The news comes as Make UK and the BDO published figures that reveal an uptick in the sector’s growth projections for 2021.
After manufacturers endured a 10 percent drop in output during 2020, nascent signs of recovery mean Make UK have revised their growth estimates up from 2.7 per cent, to 3.9 per cent. This figure is set against the organisation’s new GDP forecast of 5.5 per cent, up a tenth from its original calculations.
Make UK chief Philip Phipson, said: ‘After the seismic shock to the sector last year, manufacturers are now beginning to move through the gears and accelerate into recovery as demand at home increases and major markets also begin to pick up.
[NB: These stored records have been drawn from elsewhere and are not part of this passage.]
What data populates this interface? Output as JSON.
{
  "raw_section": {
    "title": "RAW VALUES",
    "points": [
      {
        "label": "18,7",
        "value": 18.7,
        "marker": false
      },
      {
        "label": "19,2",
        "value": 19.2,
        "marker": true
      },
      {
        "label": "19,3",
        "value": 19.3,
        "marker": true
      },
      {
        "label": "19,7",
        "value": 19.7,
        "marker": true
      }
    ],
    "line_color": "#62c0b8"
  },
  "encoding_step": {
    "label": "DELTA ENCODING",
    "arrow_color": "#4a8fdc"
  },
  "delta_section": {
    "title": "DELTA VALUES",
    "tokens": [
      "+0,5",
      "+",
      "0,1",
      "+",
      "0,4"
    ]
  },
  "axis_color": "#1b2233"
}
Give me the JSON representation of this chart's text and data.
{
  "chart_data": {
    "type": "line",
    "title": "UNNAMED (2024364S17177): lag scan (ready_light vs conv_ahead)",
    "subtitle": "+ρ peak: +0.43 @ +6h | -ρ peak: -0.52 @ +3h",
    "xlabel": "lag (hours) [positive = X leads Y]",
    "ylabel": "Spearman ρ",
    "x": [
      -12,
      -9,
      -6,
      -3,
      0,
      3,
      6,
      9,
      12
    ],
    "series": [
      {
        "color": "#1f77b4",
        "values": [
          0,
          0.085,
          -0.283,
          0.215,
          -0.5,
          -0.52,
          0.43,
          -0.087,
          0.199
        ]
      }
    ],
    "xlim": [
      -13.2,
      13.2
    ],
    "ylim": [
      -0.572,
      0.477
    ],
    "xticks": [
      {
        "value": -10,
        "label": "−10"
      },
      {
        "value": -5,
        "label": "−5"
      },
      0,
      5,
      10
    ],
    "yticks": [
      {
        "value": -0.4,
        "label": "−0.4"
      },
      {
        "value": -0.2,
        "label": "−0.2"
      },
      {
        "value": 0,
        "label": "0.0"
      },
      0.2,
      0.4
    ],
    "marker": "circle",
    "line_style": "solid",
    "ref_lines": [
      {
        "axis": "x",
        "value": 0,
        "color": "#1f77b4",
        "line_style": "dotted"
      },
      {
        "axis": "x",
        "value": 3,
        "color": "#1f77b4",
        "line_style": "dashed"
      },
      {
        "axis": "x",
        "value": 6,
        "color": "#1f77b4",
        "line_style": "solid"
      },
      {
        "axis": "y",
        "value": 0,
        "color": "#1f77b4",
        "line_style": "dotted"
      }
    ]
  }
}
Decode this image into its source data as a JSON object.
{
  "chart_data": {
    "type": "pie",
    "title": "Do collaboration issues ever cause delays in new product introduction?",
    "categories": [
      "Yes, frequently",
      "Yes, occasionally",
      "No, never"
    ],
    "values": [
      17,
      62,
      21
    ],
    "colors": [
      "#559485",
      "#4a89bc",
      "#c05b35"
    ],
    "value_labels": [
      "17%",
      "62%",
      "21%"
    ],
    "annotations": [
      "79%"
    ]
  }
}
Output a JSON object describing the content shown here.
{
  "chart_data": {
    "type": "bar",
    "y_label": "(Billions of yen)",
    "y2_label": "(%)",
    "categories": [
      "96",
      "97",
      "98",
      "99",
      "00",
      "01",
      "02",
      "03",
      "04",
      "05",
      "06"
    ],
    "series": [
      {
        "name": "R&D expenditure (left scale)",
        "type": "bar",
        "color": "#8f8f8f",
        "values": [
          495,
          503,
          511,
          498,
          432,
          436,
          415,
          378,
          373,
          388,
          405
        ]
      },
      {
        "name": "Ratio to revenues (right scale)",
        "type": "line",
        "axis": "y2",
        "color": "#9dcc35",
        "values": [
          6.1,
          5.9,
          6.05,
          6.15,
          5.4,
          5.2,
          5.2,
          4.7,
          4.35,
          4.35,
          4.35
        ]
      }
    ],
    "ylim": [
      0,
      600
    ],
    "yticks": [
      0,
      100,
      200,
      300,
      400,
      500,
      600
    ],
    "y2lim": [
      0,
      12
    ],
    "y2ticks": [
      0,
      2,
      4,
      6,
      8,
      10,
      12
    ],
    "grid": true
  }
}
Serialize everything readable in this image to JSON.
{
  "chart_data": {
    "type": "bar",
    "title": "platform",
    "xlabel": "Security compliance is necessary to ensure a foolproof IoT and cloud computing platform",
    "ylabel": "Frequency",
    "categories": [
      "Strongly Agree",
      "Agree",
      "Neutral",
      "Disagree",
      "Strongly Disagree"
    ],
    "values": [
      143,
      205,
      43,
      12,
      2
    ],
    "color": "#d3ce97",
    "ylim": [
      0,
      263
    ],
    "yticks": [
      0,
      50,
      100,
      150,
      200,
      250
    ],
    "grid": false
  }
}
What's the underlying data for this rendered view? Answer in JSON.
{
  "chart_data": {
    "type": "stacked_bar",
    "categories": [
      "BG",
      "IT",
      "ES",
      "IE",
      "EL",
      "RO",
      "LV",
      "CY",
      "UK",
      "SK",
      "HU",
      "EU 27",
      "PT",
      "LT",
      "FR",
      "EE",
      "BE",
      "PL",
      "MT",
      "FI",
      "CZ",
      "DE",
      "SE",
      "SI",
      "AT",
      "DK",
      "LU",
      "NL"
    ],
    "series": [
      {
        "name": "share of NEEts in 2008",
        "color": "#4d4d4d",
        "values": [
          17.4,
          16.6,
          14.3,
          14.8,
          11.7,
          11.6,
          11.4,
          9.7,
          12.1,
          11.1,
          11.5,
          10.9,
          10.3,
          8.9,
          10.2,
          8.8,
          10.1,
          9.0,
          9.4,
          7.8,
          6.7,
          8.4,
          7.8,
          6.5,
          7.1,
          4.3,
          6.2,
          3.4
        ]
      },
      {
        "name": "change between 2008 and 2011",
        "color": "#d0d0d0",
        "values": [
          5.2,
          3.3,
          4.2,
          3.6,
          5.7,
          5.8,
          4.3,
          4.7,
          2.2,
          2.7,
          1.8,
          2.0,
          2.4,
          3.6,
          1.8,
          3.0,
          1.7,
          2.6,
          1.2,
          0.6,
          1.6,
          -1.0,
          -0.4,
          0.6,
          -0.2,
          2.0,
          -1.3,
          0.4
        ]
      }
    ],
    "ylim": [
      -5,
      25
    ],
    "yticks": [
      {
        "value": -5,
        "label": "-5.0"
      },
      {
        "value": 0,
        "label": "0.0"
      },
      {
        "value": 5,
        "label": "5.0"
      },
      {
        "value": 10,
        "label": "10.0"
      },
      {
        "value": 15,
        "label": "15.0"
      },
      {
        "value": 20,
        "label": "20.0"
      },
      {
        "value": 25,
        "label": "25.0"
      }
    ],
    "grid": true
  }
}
‘Looking forward, we are now at an economic crossroads. We have a major opportunity for government and industry to work together on a long-term vision which ensures we take advantage of the acceleration in technologies, our capacity for innovation and world class academic and science base. Future generations will not look back kindly if we do not grasp it.’
The Workers Union on Prioritising UK Manufacturing
The news that the UK’s manufacturing sector is predicted to grow in 2021 is very welcome. It’s a tribute to the resilience and dedication of the people that make and distribute the quality goods our nation is renowned for.
However, it would be wilfully deceitful to suggest that the struggle is over. The main-selling point of Brexit revolved around the opportunities it would gift to those intrepid enough to take chances. Without the cloying hand of Brussels, British entrepreneurial spirit would ensure that the Prime Minister’s vision of Global Britain rapidly manifested itself.
The reality on the ground is quite different. Far from unfurling Britannia’s redoubtable flag in distant outposts of the world, our manufacturers continue to be frustrated by bureaucracy.
Export orders to Europe are in the doldrums, and the promised slew of trade deals have yet to materialise. Of course there are extenuating circumstances: nobody predicted that a global pandemic would seize the wheels of the world’s economy.
But in this terrible turn of events lies the roots of future prosperity. By its very struggles we have seen how important British manufacturing is to the economic engine of our country. So now is the time to get back round the negotiating table and smooth out the creases in the trading agreement with the EU. Now is the time to honour the debt we owe to our sea-faring ancestors and push for truly global trade agreements. Now is the time to make heavy investments in science, technology and skills.
One thing is for sure, if the sector takes a central position in the UK’s post-COVID growth strategy, the hard-working people of this country will be ready to deliver.